The most important festival for the builders of this woodhenge was clearly the Winter Solstice or Yuletide. Gates mark the places where the sunrays fall at sunrise and sunset on the Solstice day. The second  most important one was not the Spring Equinox (or Ostara, Easter). Nor was it the Summer solstice, a paradoxical day on which the sun culminates at its northernmost point, but also starts its descent to the south. It was May Day or the Walpurgis night (30 April, 1 May), nearly at the midpoint of spring. This is when the sun is already very high and still rising, a more optimistic time than the Summer Solstice. The sunrise and sunset on this day are marked by a smaller opening in the wooden fence.

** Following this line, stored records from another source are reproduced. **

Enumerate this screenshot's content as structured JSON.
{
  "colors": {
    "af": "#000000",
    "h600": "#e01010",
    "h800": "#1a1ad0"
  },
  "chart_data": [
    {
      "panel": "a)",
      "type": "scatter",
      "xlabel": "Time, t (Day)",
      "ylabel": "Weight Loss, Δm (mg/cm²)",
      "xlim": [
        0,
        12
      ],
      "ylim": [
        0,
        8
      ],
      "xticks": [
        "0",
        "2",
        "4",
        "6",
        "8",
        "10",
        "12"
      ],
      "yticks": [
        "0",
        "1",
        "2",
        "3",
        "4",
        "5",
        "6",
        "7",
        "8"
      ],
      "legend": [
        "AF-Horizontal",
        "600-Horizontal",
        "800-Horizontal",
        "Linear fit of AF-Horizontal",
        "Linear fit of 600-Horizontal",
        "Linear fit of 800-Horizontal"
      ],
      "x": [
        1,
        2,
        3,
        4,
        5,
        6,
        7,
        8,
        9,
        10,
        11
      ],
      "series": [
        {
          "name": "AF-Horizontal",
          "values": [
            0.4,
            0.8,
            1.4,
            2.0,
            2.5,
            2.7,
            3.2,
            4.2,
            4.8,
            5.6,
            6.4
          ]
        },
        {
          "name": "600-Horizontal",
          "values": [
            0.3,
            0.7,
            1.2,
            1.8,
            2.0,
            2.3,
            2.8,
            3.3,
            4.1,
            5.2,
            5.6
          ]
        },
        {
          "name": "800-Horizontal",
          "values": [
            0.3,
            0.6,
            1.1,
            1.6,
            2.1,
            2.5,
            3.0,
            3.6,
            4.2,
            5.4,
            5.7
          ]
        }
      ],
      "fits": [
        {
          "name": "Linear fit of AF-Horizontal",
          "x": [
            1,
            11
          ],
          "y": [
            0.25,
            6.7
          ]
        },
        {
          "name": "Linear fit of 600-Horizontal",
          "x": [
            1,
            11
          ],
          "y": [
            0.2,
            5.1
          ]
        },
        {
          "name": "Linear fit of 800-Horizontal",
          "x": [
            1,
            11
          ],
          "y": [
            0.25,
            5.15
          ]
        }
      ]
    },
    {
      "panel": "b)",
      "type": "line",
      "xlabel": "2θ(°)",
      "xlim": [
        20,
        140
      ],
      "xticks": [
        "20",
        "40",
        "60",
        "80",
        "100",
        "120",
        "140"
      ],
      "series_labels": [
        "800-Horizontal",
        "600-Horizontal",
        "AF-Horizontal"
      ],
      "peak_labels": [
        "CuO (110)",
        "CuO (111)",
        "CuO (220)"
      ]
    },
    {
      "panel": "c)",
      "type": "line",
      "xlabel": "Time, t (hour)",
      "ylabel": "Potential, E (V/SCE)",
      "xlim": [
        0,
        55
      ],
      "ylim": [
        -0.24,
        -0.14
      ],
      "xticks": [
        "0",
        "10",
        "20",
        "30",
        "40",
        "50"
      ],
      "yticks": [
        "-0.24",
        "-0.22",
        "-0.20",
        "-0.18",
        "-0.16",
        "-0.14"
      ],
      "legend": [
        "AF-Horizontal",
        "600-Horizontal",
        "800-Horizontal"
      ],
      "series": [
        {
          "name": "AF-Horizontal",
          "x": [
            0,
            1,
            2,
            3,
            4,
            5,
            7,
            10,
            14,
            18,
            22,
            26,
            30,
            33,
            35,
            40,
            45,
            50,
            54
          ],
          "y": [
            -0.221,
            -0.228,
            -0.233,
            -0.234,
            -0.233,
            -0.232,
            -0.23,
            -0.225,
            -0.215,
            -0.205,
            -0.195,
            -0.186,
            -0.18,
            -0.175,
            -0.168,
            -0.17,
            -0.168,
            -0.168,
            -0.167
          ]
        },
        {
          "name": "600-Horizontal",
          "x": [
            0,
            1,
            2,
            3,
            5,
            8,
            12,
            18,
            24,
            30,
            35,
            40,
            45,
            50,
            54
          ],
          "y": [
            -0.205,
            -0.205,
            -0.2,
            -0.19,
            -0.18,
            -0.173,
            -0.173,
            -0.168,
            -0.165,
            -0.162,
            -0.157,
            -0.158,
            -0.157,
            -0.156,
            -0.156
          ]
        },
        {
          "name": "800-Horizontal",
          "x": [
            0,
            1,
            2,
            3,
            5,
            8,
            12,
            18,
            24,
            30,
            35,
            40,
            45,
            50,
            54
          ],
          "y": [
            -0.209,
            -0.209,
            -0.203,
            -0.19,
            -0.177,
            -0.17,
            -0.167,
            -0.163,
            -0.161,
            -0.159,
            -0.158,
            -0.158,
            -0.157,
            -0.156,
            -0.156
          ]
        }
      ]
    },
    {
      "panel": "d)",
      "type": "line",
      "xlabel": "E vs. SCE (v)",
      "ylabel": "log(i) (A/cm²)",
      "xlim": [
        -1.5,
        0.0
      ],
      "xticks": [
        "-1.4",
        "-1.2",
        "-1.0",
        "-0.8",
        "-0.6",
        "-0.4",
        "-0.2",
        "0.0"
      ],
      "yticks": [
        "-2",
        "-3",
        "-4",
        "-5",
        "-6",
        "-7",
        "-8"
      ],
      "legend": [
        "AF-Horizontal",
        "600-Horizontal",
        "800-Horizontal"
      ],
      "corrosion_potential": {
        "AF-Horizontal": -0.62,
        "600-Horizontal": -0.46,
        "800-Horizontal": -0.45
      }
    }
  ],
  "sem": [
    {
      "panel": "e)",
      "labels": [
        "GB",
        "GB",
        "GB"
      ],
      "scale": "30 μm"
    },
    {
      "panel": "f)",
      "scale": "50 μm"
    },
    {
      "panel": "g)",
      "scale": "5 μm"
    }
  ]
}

This confirms the modern Pagan use of the “eight year festivals”: both the points defining the seasons, viz. the Solstices and Equinoxes, and the seasonal midpoints. The former probably received a higher emphasis among the Germanic tribes, the latter among the Celts, which is why they are mostly known by their Celtic names: mid-spring or Beltane, mid-summer of Lughnasad, mid-autumn or Samhain, and mid-winter or Imbolc. Both types of festival were already in evidence 7000 years ago in Goseck.

 

Nebra

The village of Nebra has built an archeo-astronomy museum around one small artifact found less than fifteen years ago: the disk of Nebra. In about 1600 BC, the transition point between the early and late bronze age, the disk was made out of copper, with golden images of celestial bodies. It shows the crescent moon and 32 stars in total, of which only the “Seven Sisters” or Pleiades form a recognizable asterism. According to Nebra researchers, it shows the lunar phase (three days after New Moon) at the time of conjunction with the Pleiades, and marks the time when an extra thirteenth lunar month had to be inserted so that the lunar year could keep pace with the solar year. I am not sure I am convinced by this explanation, but it makes sense.

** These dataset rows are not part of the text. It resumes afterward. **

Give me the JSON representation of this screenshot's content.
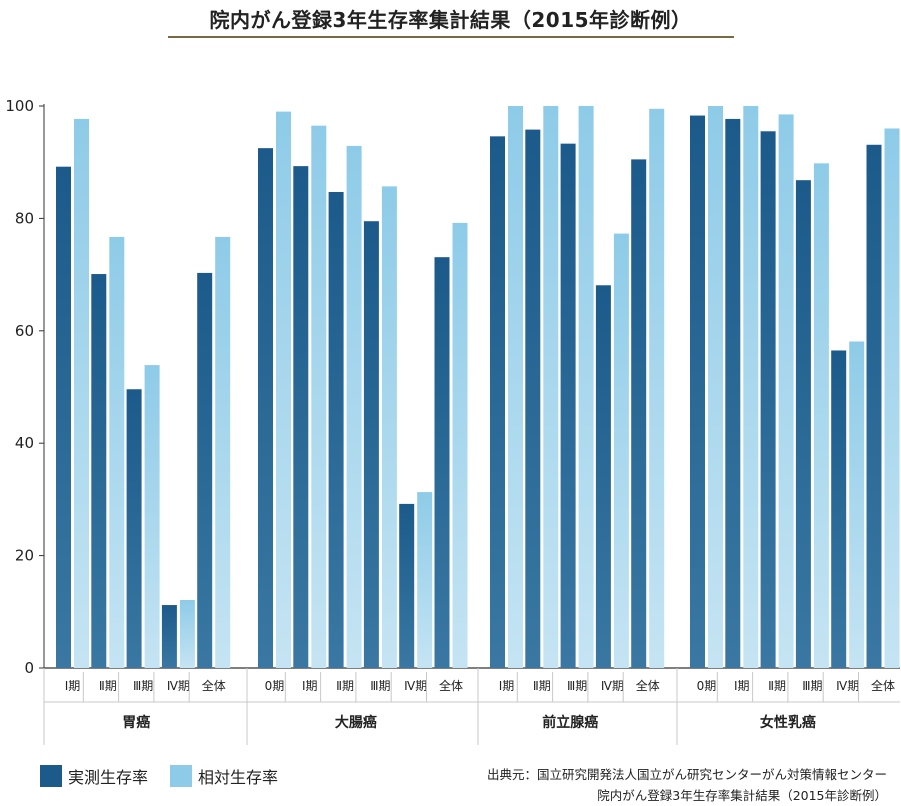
{
  "title": "院内がん登録3年生存率集計結果（2015年診断例）",
  "chart_data": {
    "type": "bar",
    "title": "院内がん登録3年生存率集計結果（2015年診断例）",
    "ylim": [
      0,
      100
    ],
    "yticks": [
      0,
      20,
      40,
      60,
      80,
      100
    ],
    "grid": false,
    "series": [
      {
        "name": "実測生存率",
        "color": "#1b5a8a"
      },
      {
        "name": "相対生存率",
        "color": "#8ecbe8"
      }
    ],
    "groups": [
      {
        "name": "胃癌",
        "categories": [
          "Ⅰ期",
          "Ⅱ期",
          "Ⅲ期",
          "Ⅳ期",
          "全体"
        ],
        "measured": [
          89.2,
          70.1,
          49.6,
          11.2,
          70.3
        ],
        "relative": [
          97.7,
          76.7,
          53.9,
          12.1,
          76.7
        ]
      },
      {
        "name": "大腸癌",
        "categories": [
          "0期",
          "Ⅰ期",
          "Ⅱ期",
          "Ⅲ期",
          "Ⅳ期",
          "全体"
        ],
        "measured": [
          92.5,
          89.3,
          84.7,
          79.5,
          29.2,
          73.1
        ],
        "relative": [
          99.0,
          96.5,
          92.9,
          85.7,
          31.3,
          79.2
        ]
      },
      {
        "name": "前立腺癌",
        "categories": [
          "Ⅰ期",
          "Ⅱ期",
          "Ⅲ期",
          "Ⅳ期",
          "全体"
        ],
        "measured": [
          94.6,
          95.8,
          93.3,
          68.1,
          90.5
        ],
        "relative": [
          100,
          100,
          100,
          77.3,
          99.5
        ]
      },
      {
        "name": "女性乳癌",
        "categories": [
          "0期",
          "Ⅰ期",
          "Ⅱ期",
          "Ⅲ期",
          "Ⅳ期",
          "全体"
        ],
        "measured": [
          98.3,
          97.7,
          95.5,
          86.8,
          56.5,
          93.1
        ],
        "relative": [
          100,
          100,
          98.5,
          89.8,
          58.1,
          96.0
        ]
      }
    ]
  },
  "legend": {
    "measured": "実測生存率",
    "relative": "相対生存率",
    "measured_color": "#1b5a8a",
    "relative_color": "#8ecbe8"
  },
  "source": {
    "line1": "出典元：国立研究開発法人国立がん研究センターがん対策情報センター",
    "line2": "院内がん登録3年生存率集計結果（2015年診断例）"
  }
}
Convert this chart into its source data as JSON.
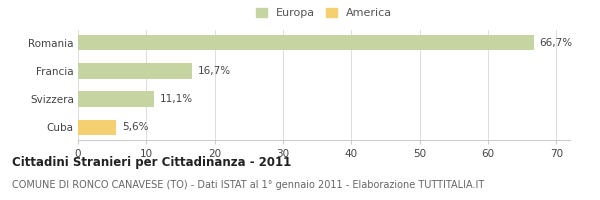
{
  "categories": [
    "Romania",
    "Francia",
    "Svizzera",
    "Cuba"
  ],
  "values": [
    66.7,
    16.7,
    11.1,
    5.6
  ],
  "labels": [
    "66,7%",
    "16,7%",
    "11,1%",
    "5,6%"
  ],
  "bar_colors": [
    "#c5d4a0",
    "#c5d4a0",
    "#c5d4a0",
    "#f5d070"
  ],
  "legend": [
    {
      "label": "Europa",
      "color": "#c5d4a0"
    },
    {
      "label": "America",
      "color": "#f5d070"
    }
  ],
  "xlim": [
    0,
    72
  ],
  "xticks": [
    0,
    10,
    20,
    30,
    40,
    50,
    60,
    70
  ],
  "title": "Cittadini Stranieri per Cittadinanza - 2011",
  "subtitle": "COMUNE DI RONCO CANAVESE (TO) - Dati ISTAT al 1° gennaio 2011 - Elaborazione TUTTITALIA.IT",
  "title_fontsize": 8.5,
  "subtitle_fontsize": 7,
  "label_fontsize": 7.5,
  "tick_fontsize": 7.5,
  "legend_fontsize": 8,
  "background_color": "#ffffff",
  "bar_height": 0.55
}
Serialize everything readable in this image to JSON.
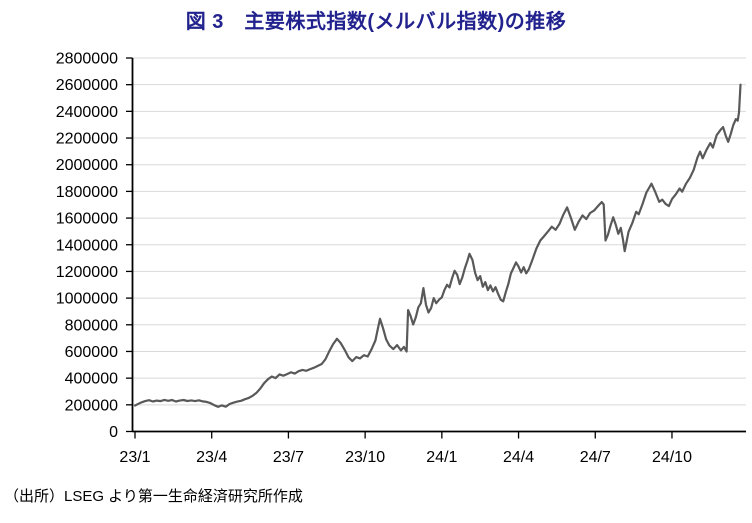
{
  "title": "図 3　主要株式指数(メルバル指数)の推移",
  "source": "（出所）LSEG より第一生命経済研究所作成",
  "colors": {
    "title": "#22228E",
    "line": "#595959",
    "grid": "#D9D9D9",
    "axis": "#000000",
    "tick_label": "#000000"
  },
  "chart_data": {
    "type": "line",
    "title": "図 3　主要株式指数(メルバル指数)の推移",
    "xlabel": "",
    "ylabel": "",
    "ylim": [
      0,
      2800000
    ],
    "y_tick_step": 200000,
    "y_tick_labels": [
      "0",
      "200000",
      "400000",
      "600000",
      "800000",
      "1000000",
      "1200000",
      "1400000",
      "1600000",
      "1800000",
      "2000000",
      "2200000",
      "2400000",
      "2600000",
      "2800000"
    ],
    "x_tick_labels": [
      "23/1",
      "23/4",
      "23/7",
      "23/10",
      "24/1",
      "24/4",
      "24/7",
      "24/10"
    ],
    "x_tick_months": [
      0,
      3,
      6,
      9,
      12,
      15,
      18,
      21
    ],
    "grid": "horizontal",
    "legend": "none",
    "series": [
      {
        "name": "メルバル指数",
        "x_unit": "months since 2023-01",
        "points": [
          [
            0,
            195000
          ],
          [
            0.1,
            205000
          ],
          [
            0.25,
            218000
          ],
          [
            0.4,
            228000
          ],
          [
            0.55,
            235000
          ],
          [
            0.7,
            225000
          ],
          [
            0.85,
            232000
          ],
          [
            1,
            228000
          ],
          [
            1.15,
            237000
          ],
          [
            1.3,
            230000
          ],
          [
            1.45,
            236000
          ],
          [
            1.6,
            225000
          ],
          [
            1.75,
            232000
          ],
          [
            1.9,
            236000
          ],
          [
            2.05,
            229000
          ],
          [
            2.2,
            233000
          ],
          [
            2.35,
            228000
          ],
          [
            2.5,
            234000
          ],
          [
            2.65,
            226000
          ],
          [
            2.8,
            222000
          ],
          [
            2.95,
            213000
          ],
          [
            3.1,
            197000
          ],
          [
            3.25,
            185000
          ],
          [
            3.4,
            196000
          ],
          [
            3.55,
            186000
          ],
          [
            3.7,
            206000
          ],
          [
            3.85,
            216000
          ],
          [
            4,
            224000
          ],
          [
            4.15,
            230000
          ],
          [
            4.3,
            242000
          ],
          [
            4.45,
            252000
          ],
          [
            4.6,
            268000
          ],
          [
            4.75,
            290000
          ],
          [
            4.9,
            322000
          ],
          [
            5.05,
            362000
          ],
          [
            5.2,
            392000
          ],
          [
            5.35,
            412000
          ],
          [
            5.5,
            400000
          ],
          [
            5.65,
            428000
          ],
          [
            5.8,
            418000
          ],
          [
            5.95,
            430000
          ],
          [
            6.1,
            444000
          ],
          [
            6.25,
            434000
          ],
          [
            6.4,
            452000
          ],
          [
            6.55,
            462000
          ],
          [
            6.7,
            455000
          ],
          [
            6.85,
            468000
          ],
          [
            7,
            478000
          ],
          [
            7.15,
            492000
          ],
          [
            7.3,
            506000
          ],
          [
            7.45,
            542000
          ],
          [
            7.6,
            602000
          ],
          [
            7.75,
            656000
          ],
          [
            7.9,
            695000
          ],
          [
            8.05,
            662000
          ],
          [
            8.2,
            612000
          ],
          [
            8.35,
            556000
          ],
          [
            8.5,
            528000
          ],
          [
            8.65,
            558000
          ],
          [
            8.8,
            548000
          ],
          [
            8.95,
            572000
          ],
          [
            9.1,
            562000
          ],
          [
            9.25,
            616000
          ],
          [
            9.4,
            682000
          ],
          [
            9.5,
            772000
          ],
          [
            9.58,
            845000
          ],
          [
            9.7,
            775000
          ],
          [
            9.82,
            692000
          ],
          [
            9.95,
            645000
          ],
          [
            10.1,
            618000
          ],
          [
            10.25,
            648000
          ],
          [
            10.4,
            608000
          ],
          [
            10.52,
            634000
          ],
          [
            10.62,
            600000
          ],
          [
            10.68,
            910000
          ],
          [
            10.78,
            865000
          ],
          [
            10.88,
            802000
          ],
          [
            10.98,
            856000
          ],
          [
            11.08,
            930000
          ],
          [
            11.18,
            962000
          ],
          [
            11.28,
            1075000
          ],
          [
            11.38,
            950000
          ],
          [
            11.48,
            892000
          ],
          [
            11.58,
            925000
          ],
          [
            11.68,
            1000000
          ],
          [
            11.78,
            962000
          ],
          [
            11.9,
            990000
          ],
          [
            12,
            1005000
          ],
          [
            12.1,
            1060000
          ],
          [
            12.2,
            1100000
          ],
          [
            12.3,
            1080000
          ],
          [
            12.4,
            1150000
          ],
          [
            12.5,
            1205000
          ],
          [
            12.6,
            1175000
          ],
          [
            12.7,
            1105000
          ],
          [
            12.8,
            1155000
          ],
          [
            12.9,
            1225000
          ],
          [
            13,
            1280000
          ],
          [
            13.08,
            1332000
          ],
          [
            13.2,
            1285000
          ],
          [
            13.3,
            1190000
          ],
          [
            13.4,
            1135000
          ],
          [
            13.5,
            1165000
          ],
          [
            13.6,
            1085000
          ],
          [
            13.7,
            1120000
          ],
          [
            13.8,
            1060000
          ],
          [
            13.9,
            1095000
          ],
          [
            14,
            1050000
          ],
          [
            14.1,
            1082000
          ],
          [
            14.2,
            1032000
          ],
          [
            14.3,
            988000
          ],
          [
            14.4,
            975000
          ],
          [
            14.5,
            1045000
          ],
          [
            14.6,
            1105000
          ],
          [
            14.7,
            1185000
          ],
          [
            14.8,
            1225000
          ],
          [
            14.9,
            1268000
          ],
          [
            15,
            1238000
          ],
          [
            15.1,
            1192000
          ],
          [
            15.2,
            1232000
          ],
          [
            15.3,
            1185000
          ],
          [
            15.4,
            1215000
          ],
          [
            15.55,
            1292000
          ],
          [
            15.7,
            1372000
          ],
          [
            15.85,
            1432000
          ],
          [
            16,
            1465000
          ],
          [
            16.15,
            1500000
          ],
          [
            16.3,
            1535000
          ],
          [
            16.45,
            1512000
          ],
          [
            16.6,
            1556000
          ],
          [
            16.75,
            1625000
          ],
          [
            16.9,
            1680000
          ],
          [
            17.05,
            1600000
          ],
          [
            17.2,
            1512000
          ],
          [
            17.35,
            1572000
          ],
          [
            17.5,
            1620000
          ],
          [
            17.65,
            1592000
          ],
          [
            17.8,
            1638000
          ],
          [
            17.95,
            1656000
          ],
          [
            18.1,
            1688000
          ],
          [
            18.25,
            1720000
          ],
          [
            18.33,
            1702000
          ],
          [
            18.4,
            1432000
          ],
          [
            18.5,
            1476000
          ],
          [
            18.6,
            1546000
          ],
          [
            18.7,
            1606000
          ],
          [
            18.8,
            1552000
          ],
          [
            18.9,
            1482000
          ],
          [
            19,
            1526000
          ],
          [
            19.08,
            1442000
          ],
          [
            19.15,
            1352000
          ],
          [
            19.3,
            1496000
          ],
          [
            19.45,
            1562000
          ],
          [
            19.6,
            1648000
          ],
          [
            19.7,
            1628000
          ],
          [
            19.85,
            1706000
          ],
          [
            20,
            1792000
          ],
          [
            20.2,
            1858000
          ],
          [
            20.35,
            1795000
          ],
          [
            20.5,
            1722000
          ],
          [
            20.62,
            1738000
          ],
          [
            20.75,
            1706000
          ],
          [
            20.88,
            1690000
          ],
          [
            21,
            1742000
          ],
          [
            21.15,
            1778000
          ],
          [
            21.3,
            1822000
          ],
          [
            21.4,
            1798000
          ],
          [
            21.55,
            1858000
          ],
          [
            21.7,
            1902000
          ],
          [
            21.85,
            1962000
          ],
          [
            22,
            2055000
          ],
          [
            22.1,
            2098000
          ],
          [
            22.2,
            2048000
          ],
          [
            22.35,
            2112000
          ],
          [
            22.5,
            2162000
          ],
          [
            22.6,
            2128000
          ],
          [
            22.75,
            2222000
          ],
          [
            22.9,
            2262000
          ],
          [
            23,
            2282000
          ],
          [
            23.1,
            2218000
          ],
          [
            23.2,
            2172000
          ],
          [
            23.3,
            2232000
          ],
          [
            23.4,
            2298000
          ],
          [
            23.5,
            2342000
          ],
          [
            23.57,
            2330000
          ],
          [
            23.62,
            2392000
          ],
          [
            23.68,
            2600000
          ]
        ]
      }
    ]
  }
}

Later, two sidebars were added marking the distance between the sunrise points at Winter Solstice and Summer Solstice. After a few generations, when the disk’s original usage had been forgotten, it was thrown in a grave together with a host of weapons and utensils.

Here again, the village of Nebra shows the will of the Germans in the former GDR to endow itself with a new identity. If the disk, or the woodhenge at Goseck, had been discovered in the age of German nationalism, a cult would have grown up around them extolling them as national heritage. Now this is completely absent. The approach is purely scientific.

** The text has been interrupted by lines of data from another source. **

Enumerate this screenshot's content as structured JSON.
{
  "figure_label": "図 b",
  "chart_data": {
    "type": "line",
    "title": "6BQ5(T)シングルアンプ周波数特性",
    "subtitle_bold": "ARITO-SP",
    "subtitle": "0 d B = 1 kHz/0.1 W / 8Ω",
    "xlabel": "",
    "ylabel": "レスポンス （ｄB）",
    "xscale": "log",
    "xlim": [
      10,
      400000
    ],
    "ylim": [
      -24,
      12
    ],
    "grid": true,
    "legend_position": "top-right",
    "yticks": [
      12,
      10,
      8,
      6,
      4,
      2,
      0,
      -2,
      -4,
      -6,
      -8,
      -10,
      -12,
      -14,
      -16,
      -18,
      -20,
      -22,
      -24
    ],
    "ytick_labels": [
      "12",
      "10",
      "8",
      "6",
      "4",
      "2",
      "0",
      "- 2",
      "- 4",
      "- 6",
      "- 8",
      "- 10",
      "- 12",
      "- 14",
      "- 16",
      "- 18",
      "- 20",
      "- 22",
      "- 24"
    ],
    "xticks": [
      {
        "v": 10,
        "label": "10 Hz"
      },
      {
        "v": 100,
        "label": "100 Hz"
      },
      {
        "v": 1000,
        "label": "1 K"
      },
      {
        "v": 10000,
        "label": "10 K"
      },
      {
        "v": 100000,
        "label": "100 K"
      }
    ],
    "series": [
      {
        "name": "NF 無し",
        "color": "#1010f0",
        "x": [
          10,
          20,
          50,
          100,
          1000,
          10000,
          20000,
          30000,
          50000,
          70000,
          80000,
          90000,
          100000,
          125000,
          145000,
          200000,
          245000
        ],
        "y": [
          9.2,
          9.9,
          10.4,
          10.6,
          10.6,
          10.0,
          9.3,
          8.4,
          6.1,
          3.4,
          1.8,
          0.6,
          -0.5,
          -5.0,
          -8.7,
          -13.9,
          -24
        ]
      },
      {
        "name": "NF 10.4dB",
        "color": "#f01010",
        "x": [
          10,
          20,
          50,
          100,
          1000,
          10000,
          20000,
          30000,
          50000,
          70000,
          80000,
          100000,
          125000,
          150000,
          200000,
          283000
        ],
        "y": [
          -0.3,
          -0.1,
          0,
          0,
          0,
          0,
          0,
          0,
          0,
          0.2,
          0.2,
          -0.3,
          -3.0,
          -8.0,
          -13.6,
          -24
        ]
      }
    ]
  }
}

Effectively, when the disk was made, the area may already have been Indo-Europeanized, but just as likely Celticized as Germanicized. The Germanic languages had their first known focus in northern Germany, whence they gradually expanded. The Celtic languages were at that time dominant in Central Europe, and even non-Celtic tribes adopted Celtic nomenclature because it conferred prestige. Other branches of Indo-European which have later disappeared may also have been involved. When the stellar observatory at Goseck was built, the region was probably not yet Indo-European-speaking at all, let alone Germanic-speaking.

 

Conclusion

This trip convinced us that Heathenism is doing well, thank you. With the decline of Christianity there is more openness towards the pre-Christian heritage. It is also more relaxed than in the Romantic and nationalist periods, when this tradition was distorted by contemporary ideological fashions.
We cannot hope to get a fully satisfying spirituality out of our ancestral traditions. Probably our forebears had not more than the ritual traditions and the mythology we vaguely know. Or if they did have some kind of yogic practice, it has at any rate been lost irretrievably. So to an extent, we have to borrow from the Orient or develop new insights and techniques. However, a tradition which has been murdered by Christianity has a right to resume its life. In that sense, we should be glad to see the ongoing revival of Heathenism.